Amusement park in New Jersey, United States

Bowcraft Amusement Park or Bowcraft Playland was a small amusement park located on U.S. Route 22 West in Scotch Plains, New Jersey. At the time of its closing, it contained 21 rides appropriate for both children and adults. Bowcraft Amusement Park was open weekends from May through October and daily June through Labor Day.

The park's history dates to 1946, when an archery and skiing enthusiast named Ted Miller opened a small archery and ski equipment store, complete with a small ski slope on-site, and named it Bowcraft Park.

In the 1980s, the park included a miniature golf course, which was eventually removed to make room for an overall expansion of both the park itself and the parking area.

The park offered a choice between purchasing tickets for individual rides, or an all-inclusive "Fun-Pass" which gives the ticket holder unlimited riding.

In 2016, a developer purchased the property with plans to demolish the park and build 190 apartments and 10 townhomes.
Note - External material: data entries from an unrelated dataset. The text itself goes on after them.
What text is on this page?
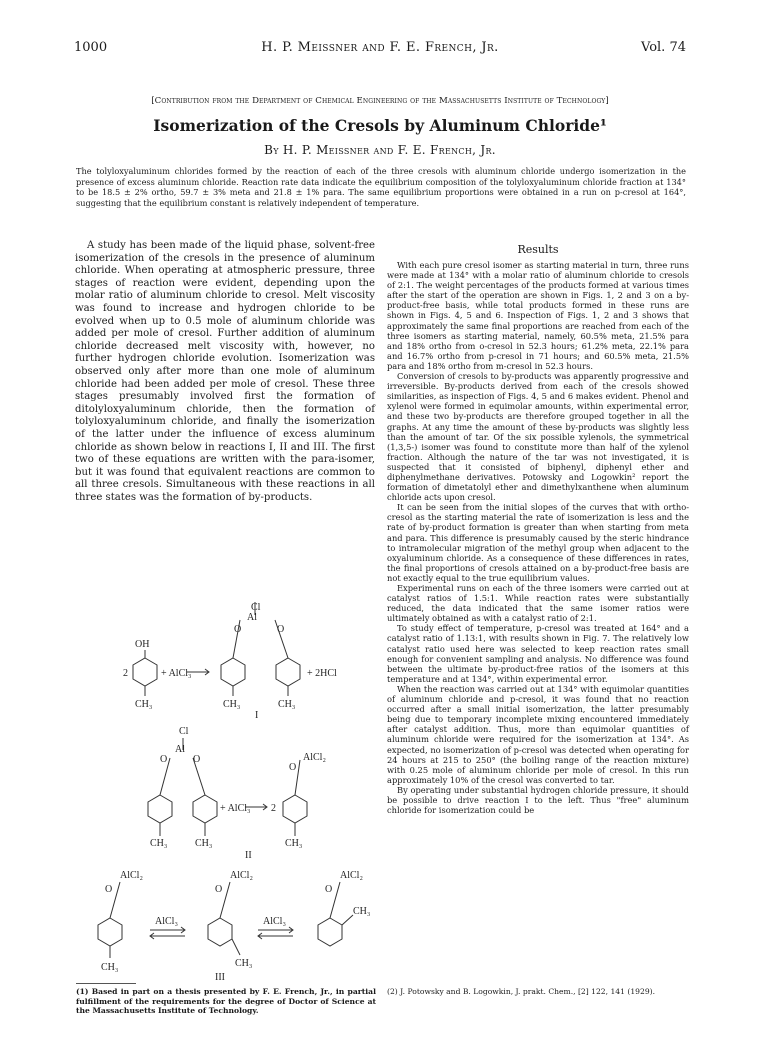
1000	H. P. Meissner and F. E. French, Jr.	Vol. 74
[Contribution from the Department of Chemical Engineering of the Massachusetts Institute of Technology]
Isomerization of the Cresols by Aluminum Chloride¹
By H. P. Meissner and F. E. French, Jr.
The tolyloxyaluminum chlorides formed by the reaction of each of the three cresols with aluminum chloride undergo isomerization in the presence of excess aluminum chloride. Reaction rate data indicate the equilibrium composition of the tolyloxyaluminum chloride fraction at 134° to be 18.5 ± 2% ortho, 59.7 ± 3% meta and 21.8 ± 1% para. The same equilibrium proportions were obtained in a run on p-cresol at 164°, suggesting that the equilibrium constant is relatively independent of temperature.
A study has been made of the liquid phase, solvent-free isomerization of the cresols in the presence of aluminum chloride. When operating at atmospheric pressure, three stages of reaction were evident, depending upon the molar ratio of aluminum chloride to cresol. Melt viscosity was found to increase and hydrogen chloride to be evolved when up to 0.5 mole of aluminum chloride was added per mole of cresol. Further addition of aluminum chloride decreased melt viscosity with, however, no further hydrogen chloride evolution. Isomerization was observed only after more than one mole of aluminum chloride had been added per mole of cresol. These three stages presumably involved first the formation of ditolyloxyaluminum chloride, then the formation of tolyloxyaluminum chloride, and finally the isomerization of the latter under the influence of excess aluminum chloride as shown below in reactions I, II and III. The first two of these equations are written with the para-isomer, but it was found that equivalent reactions are common to all three cresols. Simultaneous with these reactions in all three states was the formation of by-products.
Cl
Al
O	O
OH
2	+ AlCl₃	+ 2HCl
CH₃	CH₃	CH₃
I
Cl
Al
O	O
+ AlCl₃ 2
O
AlCl₂
CH₃	CH₃	CH₃
II
AlCl₂	AlCl₂	AlCl₂
O	O	O
AlCl₃	AlCl₃
CH₃	CH₃
CH₃
III
Results

With each pure cresol isomer as starting material in turn, three runs were made at 134° with a molar ratio of aluminum chloride to cresols of 2:1. The weight percentages of the products formed at various times after the start of the operation are shown in Figs. 1, 2 and 3 on a by-product-free basis, while total products formed in these runs are shown in Figs. 4, 5 and 6. Inspection of Figs. 1, 2 and 3 shows that approximately the same final proportions are reached from each of the three isomers as starting material, namely, 60.5% meta, 21.5% para and 18% ortho from o-cresol in 52.3 hours; 61.2% meta, 22.1% para and 16.7% ortho from p-cresol in 71 hours; and 60.5% meta, 21.5% para and 18% ortho from m-cresol in 52.3 hours.

Conversion of cresols to by-products was apparently progressive and irreversible. By-products derived from each of the cresols showed similarities, as inspection of Figs. 4, 5 and 6 makes evident. Phenol and xylenol were formed in equimolar amounts, within experimental error, and these two by-products are therefore grouped together in all the graphs. At any time the amount of these by-products was slightly less than the amount of tar. Of the six possible xylenols, the symmetrical (1,3,5-) isomer was found to constitute more than half of the xylenol fraction. Although the nature of the tar was not investigated, it is suspected that it consisted of biphenyl, diphenyl ether and diphenylmethane derivatives. Potowsky and Logowkin² report the formation of dimetatolyl ether and dimethylxanthene when aluminum chloride acts upon cresol.

It can be seen from the initial slopes of the curves that with ortho-cresol as the starting material the rate of isomerization is less and the rate of by-product formation is greater than when starting from meta and para. This difference is presumably caused by the steric hindrance to intramolecular migration of the methyl group when adjacent to the oxyaluminum chloride. As a consequence of these differences in rates, the final proportions of cresols attained on a by-product-free basis are not exactly equal to the true equilibrium values.

Experimental runs on each of the three isomers were carried out at catalyst ratios of 1.5:1. While reaction rates were substantially reduced, the data indicated that the same isomer ratios were ultimately obtained as with a catalyst ratio of 2:1.

To study effect of temperature, p-cresol was treated at 164° and a catalyst ratio of 1.13:1, with results shown in Fig. 7. The relatively low catalyst ratio used here was selected to keep reaction rates small enough for convenient sampling and analysis. No difference was found between the ultimate by-product-free ratios of the isomers at this temperature and at 134°, within experimental error.

When the reaction was carried out at 134° with equimolar quantities of aluminum chloride and p-cresol, it was found that no reaction occurred after a small initial isomerization, the latter presumably being due to temporary incomplete mixing encountered immediately after catalyst addition. Thus, more than equimolar quantities of aluminum chloride were required for the isomerization at 134°. As expected, no isomerization of p-cresol was detected when operating for 24 hours at 215 to 250° (the boiling range of the reaction mixture) with 0.25 mole of aluminum chloride per mole of cresol. In this run approximately 10% of the cresol was converted to tar.

By operating under substantial hydrogen chloride pressure, it should be possible to drive reaction I to the left. Thus "free" aluminum chloride for isomerization could be

(1) Based in part on a thesis presented by F. E. French, Jr., in partial fulfillment of the requirements for the degree of Doctor of Science at the Massachusetts Institute of Technology.
(2) J. Potowsky and B. Logowkin, J. prakt. Chem., [2] 122, 141 (1929).
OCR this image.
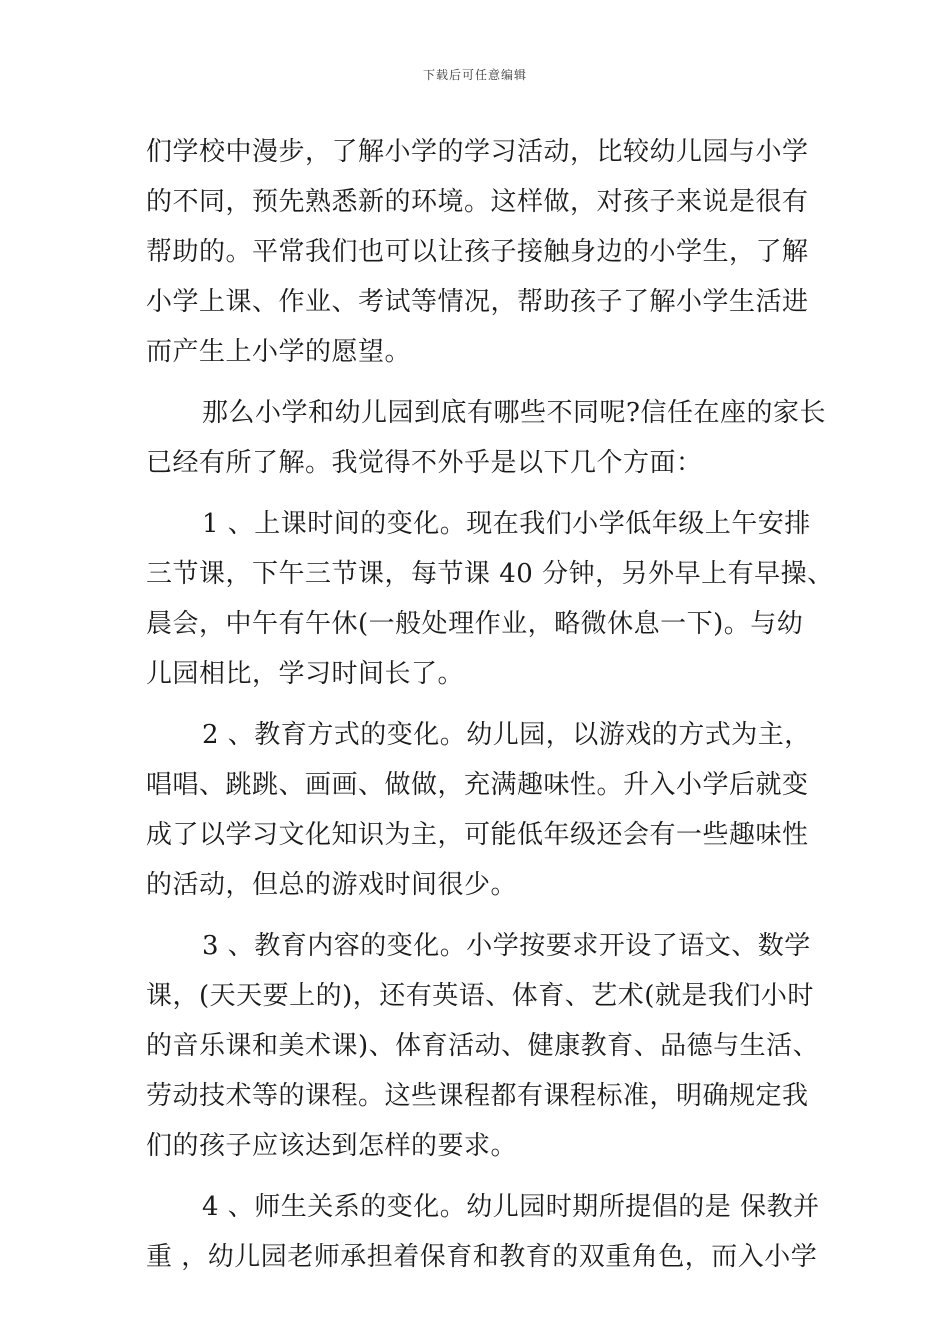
下载后可任意编辑
们学校中漫步，了解小学的学习活动，比较幼儿园与小学
的不同，预先熟悉新的环境。这样做，对孩子来说是很有
帮助的。平常我们也可以让孩子接触身边的小学生，了解
小学上课、作业、考试等情况，帮助孩子了解小学生活进
而产生上小学的愿望。
那么小学和幼儿园到底有哪些不同呢?信任在座的家长
已经有所了解。我觉得不外乎是以下几个方面：
1 、上课时间的变化。现在我们小学低年级上午安排
三节课，下午三节课，每节课 40 分钟，另外早上有早操、
晨会，中午有午休(一般处理作业，略微休息一下)。与幼
儿园相比，学习时间长了。
2 、教育方式的变化。幼儿园，以游戏的方式为主，
唱唱、跳跳、画画、做做，充满趣味性。升入小学后就变
成了以学习文化知识为主，可能低年级还会有一些趣味性
的活动，但总的游戏时间很少。
3 、教育内容的变化。小学按要求开设了语文、数学
课，(天天要上的)，还有英语、体育、艺术(就是我们小时
的音乐课和美术课)、体育活动、健康教育、品德与生活、
劳动技术等的课程。这些课程都有课程标准，明确规定我
们的孩子应该达到怎样的要求。
4 、师生关系的变化。幼儿园时期所提倡的是 保教并
重 ，幼儿园老师承担着保育和教育的双重角色，而入小学
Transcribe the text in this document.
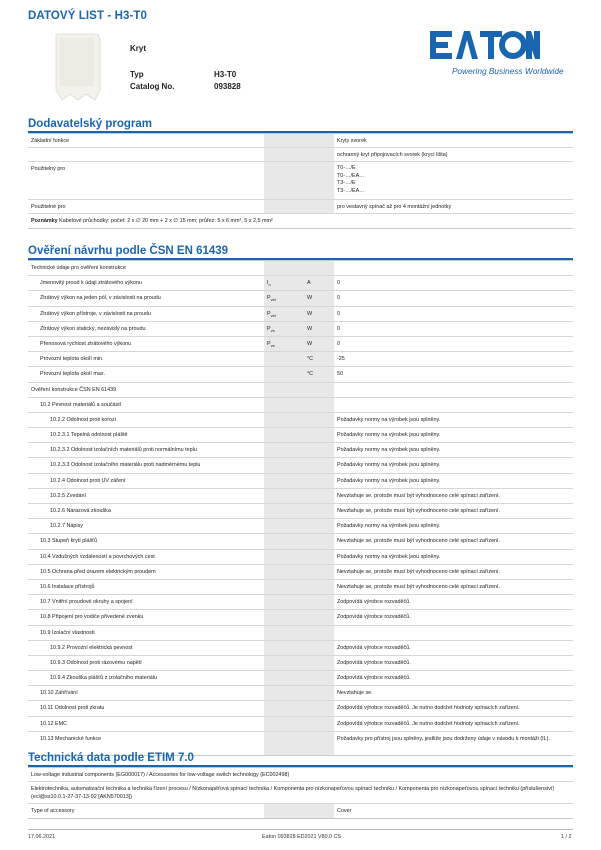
DATOVÝ LIST - H3-T0
Kryt
Typ	H3-T0
Catalog No.	093828
Powering Business Worldwide
Dodavatelský program
Základní funkce	Kryty svorek
ochranný kryt připojovacích svorek (krycí lišta)
Použitelný pro	T0-…/E
T0-…/EA…
T3-…/E
T3-…/EA…
Použitelné pro	pro vestavný spínač až pro 4 montážní jednotky
Poznámky Kabelové průchodky: počet: 2 x ∅ 20 mm + 2 x ∅ 15 mm; průřez: 5 x 6 mm², 5 x 2,5 mm²
Ověření návrhu podle ČSN EN 61439
Technické údaje pro ověření konstrukce
Jmenovitý proud k údaji ztrátového výkonu	$I_n$	A	0
Ztrátový výkon na jeden pól, v závislosti na proudu	$P_{vid}$	W	0
Ztrátový výkon přístroje, v závislosti na proudu	$P_{vid}$	W	0
Ztrátový výkon statický, nezávislý na proudu	$P_{vs}$	W	0
Přenosová rychlost ztrátového výkonu	$P_{ve}$	W	0
Provozní teplota okolí min.	°C	-25
Provozní teplota okolí max.	°C	50
Ověření konstrukce ČSN EN 61439
10.2 Pevnost materiálů a součástí
10.2.2 Odolnost proti korozi	Požadavky normy na výrobek jsou splněny.
10.2.3.1 Tepelná odolnost pláště	Požadavky normy na výrobek jsou splněny.
10.2.3.2 Odolnost izolačních materiálů proti normálnímu teplu	Požadavky normy na výrobek jsou splněny.
10.2.3.3 Odolnost izolačního materiálu proti nadměrnému teplu	Požadavky normy na výrobek jsou splněny.
10.2.4 Odolnost proti UV záření	Požadavky normy na výrobek jsou splněny.
10.2.5 Zvedání	Nevztahuje se, protože musí být vyhodnoceno celé spínací zařízení.
10.2.6 Nárazová zkouška	Nevztahuje se, protože musí být vyhodnoceno celé spínací zařízení.
10.2.7 Nápisy	Požadavky normy na výrobek jsou splněny.
10.3 Stupeň krytí plášťů	Nevztahuje se, protože musí být vyhodnoceno celé spínací zařízení.
10.4 Vzdušných vzdáleností a povrchových cest	Požadavky normy na výrobek jsou splněny.
10.5 Ochrana před úrazem elektrickým proudem	Nevztahuje se, protože musí být vyhodnoceno celé spínací zařízení.
10.6 Instalace přístrojů	Nevztahuje se, protože musí být vyhodnoceno celé spínací zařízení.
10.7 Vnitřní proudové okruhy a spojení	Zodpovídá výrobce rozvaděčů.
10.8 Připojení pro vodiče přivedené zvenku	Zodpovídá výrobce rozvaděčů.
10.9 Izolační vlastnosti
10.9.2 Provozní elektrická pevnost	Zodpovídá výrobce rozvaděčů.
10.9.3 Odolnost proti rázovému napětí	Zodpovídá výrobce rozvaděčů.
10.9.4 Zkouška plášťů z izolačního materiálu	Zodpovídá výrobce rozvaděčů.
10.10 Zahřívání	Nevztahuje se.
10.11 Odolnost proti zkratu	Zodpovídá výrobce rozvaděčů. Je nutno dodržet hodnoty spínacích zařízení.
10.12 EMC	Zodpovídá výrobce rozvaděčů. Je nutno dodržet hodnoty spínacích zařízení.
10.13 Mechanické funkce	Požadavky pro přístroj jsou splněny, jestliže jsou dodrženy údaje v návodu k montáži (IL).
Technická data podle ETIM 7.0
Low-voltage industrial components (EG000017) / Accessories for low-voltage switch technology (EC002498)
Elektrotechnika, automatizační technika a technika řízení procesu / Nízkonapěťová spínací technika / Komponenta pro nízkonapeťovou spínací techniku / Komponenta pro nízkonapeťovou spínací techniku (příslušenství) (ecl@ss10.0.1-27-37-13-92 [AKN570013])
Type of accessory	Cover
17.06.2021	Eaton 093828 ED2021 V80.0 CS	1 / 2
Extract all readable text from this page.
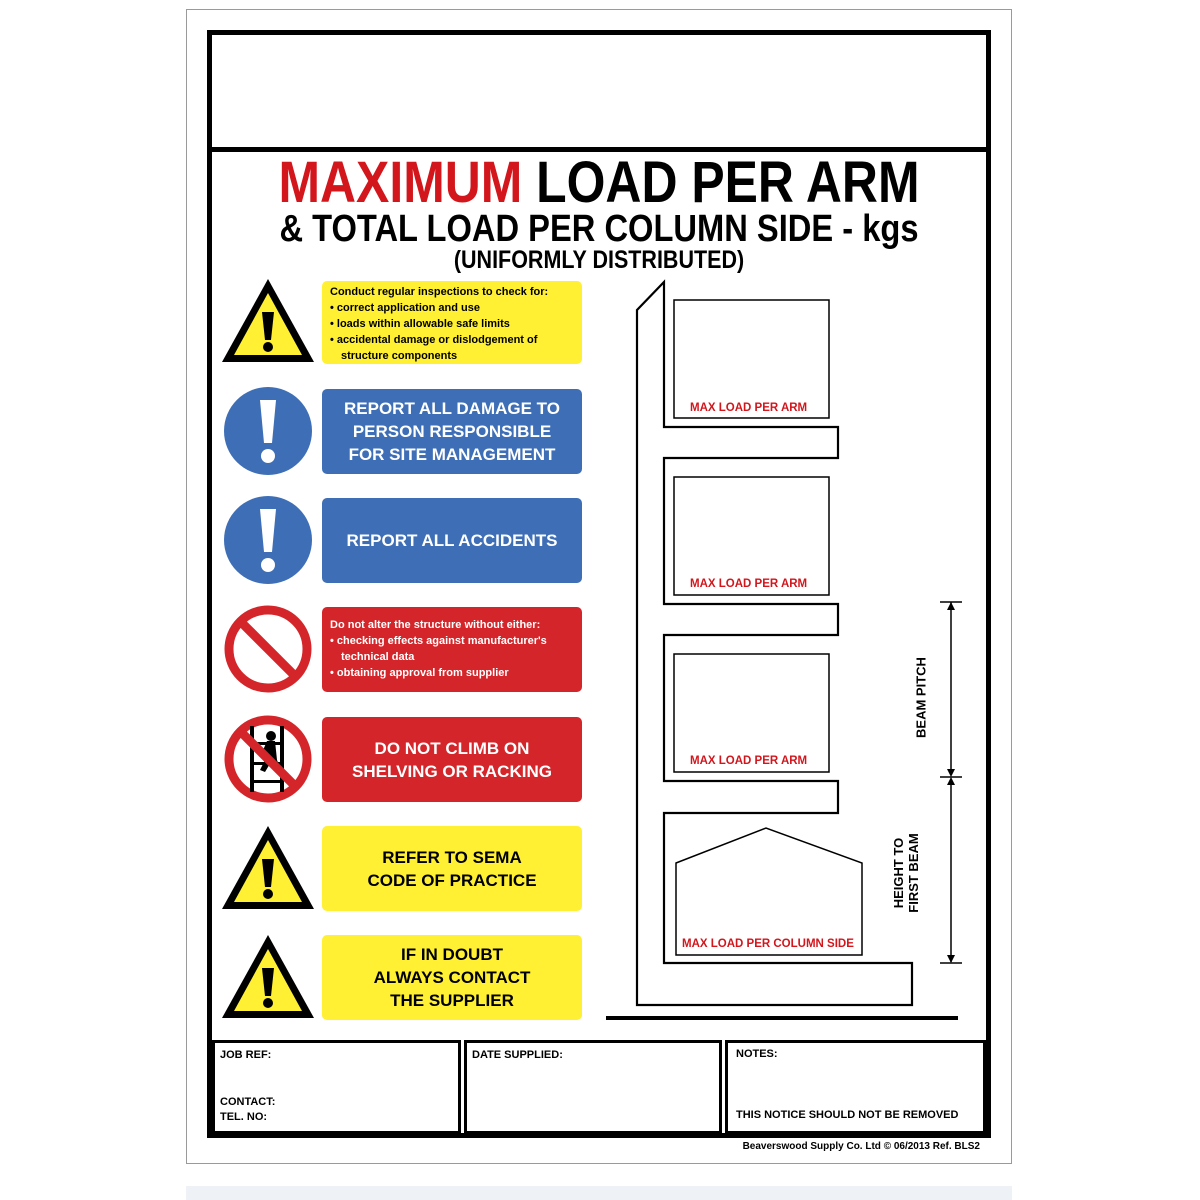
MAXIMUM LOAD PER ARM
& TOTAL LOAD PER COLUMN SIDE - kgs
(UNIFORMLY DISTRIBUTED)
Conduct regular inspections to check for:
• correct application and use
• loads within allowable safe limits
• accidental damage or dislodgement of
structure components
REPORT ALL DAMAGE TO
PERSON RESPONSIBLE
FOR SITE MANAGEMENT
REPORT ALL ACCIDENTS
Do not alter the structure without either:
• checking effects against manufacturer's
technical data
• obtaining approval from supplier
DO NOT CLIMB ON
SHELVING OR RACKING
REFER TO SEMA
CODE OF PRACTICE
IF IN DOUBT
ALWAYS CONTACT
THE SUPPLIER
MAX LOAD PER ARM
MAX LOAD PER ARM
MAX LOAD PER ARM
MAX LOAD PER COLUMN SIDE
BEAM PITCH
HEIGHT TO FIRST BEAM
JOB REF:
CONTACT:
TEL. NO:
DATE SUPPLIED:	NOTES:
THIS NOTICE SHOULD NOT BE REMOVED
Beaverswood Supply Co. Ltd © 06/2013 Ref. BLS2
The town of Scotch Plains scheduled a hearing to discuss the application for the planned property development on September 26, 2016. The park owners issued a statement saying that despite the planned development, closure was not imminent, and the park would open for the 2017 season in April as always.
The park permanently ceased operations in October 2018 and in the following month, all official park websites and social media pages were deactivated, and the park's rides were put up for sale on various websites.

== Former Attractions/Rides ==

=== Kiddie Rides ===
- Merry Go Round
- Frog Hopper
- Helicopters
- Big Trucks
- Motorcycle Jump
- Kiddie Boats
- Pony Rides

=== Family Rides ===
- Balloon Ride
- Drop Zone
- Super Slide
- Train Xpress
- Speedway
- Popp
- Dragon Coaster (sold to Clementon Park and Splash World)
- Tilt A Whirl
- Bumper Cars

=== Thrill Rides ===
- Galleon Pirate Ship (sold to Alabama Splash Adventure)
- Muzik Express
- Paratrooper
- Scrambler
- Crossbow roller coaster (sold to Tosselilla Summer Park)
- The Swingin' Gym/Flying Cages

=== Other Attractions ===

Statue of Pinocchio at Bowcraft Amusement Park, NJ, 2013

Other attractions in the park included a children's play area, arcade, and midway carnival games.

==Film appearances==
- The conclusion of the 1991 film Mortal Thoughts was filmed there, and the park is featured on the film's poster.
- The opening scene from the 1994 movie North was filmed at Bowcraft.